The report also finds that HSAs still have confusing features and needless friction for account holders to invest assets. Among the HSA provider best practices recommended by Morningstar to boost their use, the report urges that providers ditch investment thresholds, reduce fees and continue to cull investment lineups.

Providers’ improvements may effect overall greater use and specially, investment of HSA assets, says Nations. 

“We would like to see more improvement on investment thresholds,” says Nations.

Many HSA providers require account holders to seed the account with cash and meet an investment threshold before investing the assets.

“We think that there shouldn’t be requirements and the best practice would be to not require that,” he says. “A lot of these providers have moved that down to zero or even reduced their investment threshold amount but some still have them and we’re looking to see a little bit more progress on that.”

Nations explains that providers can also improve the process for ‘onboarding’ HSA new user accounts, because many of the products separate the investments from spending features.

“[Many] times [HSA’s are] actually two separate accounts: there is a spending account and the investment account,” says Nations. “If you sign up for an HSA, what you’re actually signing up for is the spending account only and then if you fund it, you need to take the additional manual step of opening up the investment account, tying it to the spending account and then funding the investment account after funding the spending account.”

Friction for investing assets may add inertia, blunting account holders’ investing their assets, he adds.

“[There are] these additional hurdles and sludge, that really complicates the process,” Nations says.  “Whereas, in theory, if you opened an account and it offered you access to both right off the bat and made it clear that this was an available option, you might see higher adoption of the investment account and more than 9% of accounts using that feature.
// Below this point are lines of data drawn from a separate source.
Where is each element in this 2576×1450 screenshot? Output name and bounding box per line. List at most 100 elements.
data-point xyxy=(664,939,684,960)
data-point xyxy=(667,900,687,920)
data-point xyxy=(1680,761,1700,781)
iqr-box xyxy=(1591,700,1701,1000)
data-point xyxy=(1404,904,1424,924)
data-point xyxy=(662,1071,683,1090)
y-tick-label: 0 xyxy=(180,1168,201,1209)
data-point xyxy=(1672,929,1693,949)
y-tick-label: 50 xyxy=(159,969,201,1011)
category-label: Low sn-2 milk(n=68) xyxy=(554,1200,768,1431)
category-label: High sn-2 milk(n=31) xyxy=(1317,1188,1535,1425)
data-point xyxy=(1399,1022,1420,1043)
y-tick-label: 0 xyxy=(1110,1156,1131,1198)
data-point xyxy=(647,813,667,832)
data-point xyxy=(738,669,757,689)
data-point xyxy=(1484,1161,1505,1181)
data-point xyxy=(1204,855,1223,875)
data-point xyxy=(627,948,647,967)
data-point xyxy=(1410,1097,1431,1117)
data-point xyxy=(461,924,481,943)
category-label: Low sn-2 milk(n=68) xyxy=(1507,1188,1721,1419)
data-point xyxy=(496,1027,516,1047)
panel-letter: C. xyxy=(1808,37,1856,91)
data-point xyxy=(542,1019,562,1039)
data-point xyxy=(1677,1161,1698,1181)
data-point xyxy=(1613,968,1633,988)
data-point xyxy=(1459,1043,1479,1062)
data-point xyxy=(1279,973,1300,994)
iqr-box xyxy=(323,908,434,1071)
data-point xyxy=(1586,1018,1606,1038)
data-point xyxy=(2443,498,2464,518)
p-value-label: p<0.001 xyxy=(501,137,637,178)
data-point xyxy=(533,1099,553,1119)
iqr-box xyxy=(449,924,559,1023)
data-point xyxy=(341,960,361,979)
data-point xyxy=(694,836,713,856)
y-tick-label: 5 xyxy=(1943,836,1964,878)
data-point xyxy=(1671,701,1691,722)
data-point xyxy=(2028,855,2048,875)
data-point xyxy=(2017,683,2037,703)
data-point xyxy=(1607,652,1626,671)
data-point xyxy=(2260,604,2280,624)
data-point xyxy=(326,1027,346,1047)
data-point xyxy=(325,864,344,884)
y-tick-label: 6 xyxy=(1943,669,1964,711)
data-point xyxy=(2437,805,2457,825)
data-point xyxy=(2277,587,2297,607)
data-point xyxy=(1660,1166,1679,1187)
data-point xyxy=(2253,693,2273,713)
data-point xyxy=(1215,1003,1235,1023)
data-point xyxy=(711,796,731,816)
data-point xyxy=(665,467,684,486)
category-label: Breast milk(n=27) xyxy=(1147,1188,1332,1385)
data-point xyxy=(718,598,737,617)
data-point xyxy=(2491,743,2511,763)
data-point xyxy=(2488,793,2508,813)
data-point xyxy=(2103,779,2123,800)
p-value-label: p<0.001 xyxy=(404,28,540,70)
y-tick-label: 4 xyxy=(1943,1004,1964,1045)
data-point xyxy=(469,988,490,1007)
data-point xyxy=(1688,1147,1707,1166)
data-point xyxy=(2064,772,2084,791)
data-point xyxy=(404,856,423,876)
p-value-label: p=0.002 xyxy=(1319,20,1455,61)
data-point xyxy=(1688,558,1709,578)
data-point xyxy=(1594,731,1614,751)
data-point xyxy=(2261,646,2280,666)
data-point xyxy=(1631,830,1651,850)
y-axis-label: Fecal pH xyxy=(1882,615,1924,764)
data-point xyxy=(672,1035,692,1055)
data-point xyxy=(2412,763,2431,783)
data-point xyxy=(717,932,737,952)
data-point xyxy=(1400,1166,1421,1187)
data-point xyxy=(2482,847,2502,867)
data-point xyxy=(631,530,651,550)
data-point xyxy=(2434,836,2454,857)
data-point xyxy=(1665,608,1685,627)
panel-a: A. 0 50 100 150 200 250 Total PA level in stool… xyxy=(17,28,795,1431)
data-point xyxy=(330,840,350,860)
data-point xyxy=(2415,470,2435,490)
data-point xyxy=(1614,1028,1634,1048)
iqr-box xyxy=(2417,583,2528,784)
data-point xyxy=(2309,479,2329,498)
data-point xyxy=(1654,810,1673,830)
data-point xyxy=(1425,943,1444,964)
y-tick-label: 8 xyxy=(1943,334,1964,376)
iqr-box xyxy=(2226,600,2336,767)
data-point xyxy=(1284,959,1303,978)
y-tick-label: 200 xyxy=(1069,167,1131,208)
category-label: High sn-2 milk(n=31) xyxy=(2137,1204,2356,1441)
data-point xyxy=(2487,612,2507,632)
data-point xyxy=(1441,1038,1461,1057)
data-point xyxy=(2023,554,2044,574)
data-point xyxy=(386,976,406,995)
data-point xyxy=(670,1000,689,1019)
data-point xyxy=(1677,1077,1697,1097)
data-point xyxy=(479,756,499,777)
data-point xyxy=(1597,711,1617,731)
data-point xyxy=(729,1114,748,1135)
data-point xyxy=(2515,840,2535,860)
There is a benefit to doing it right at the front while people have it fresh in their mind as opposed to ‘oh, I have an HSA but I don’t know how to actually get it set up and invested.’”

Providers have culled their investment menus, as a tactic to improve the user experience, he says.

Large investment menus that offer duplicate strategies, asset classes and strategies may “lead to analysis paralysis, where you’re offering dozens and dozens of funds that overwhelm the end investor [and] nothing gets done,” says Nations.

Whereas Morningstar recommends providers offer between 12 and 24 funds, the average number of investments offered is between 17 to 30 funds, he adds.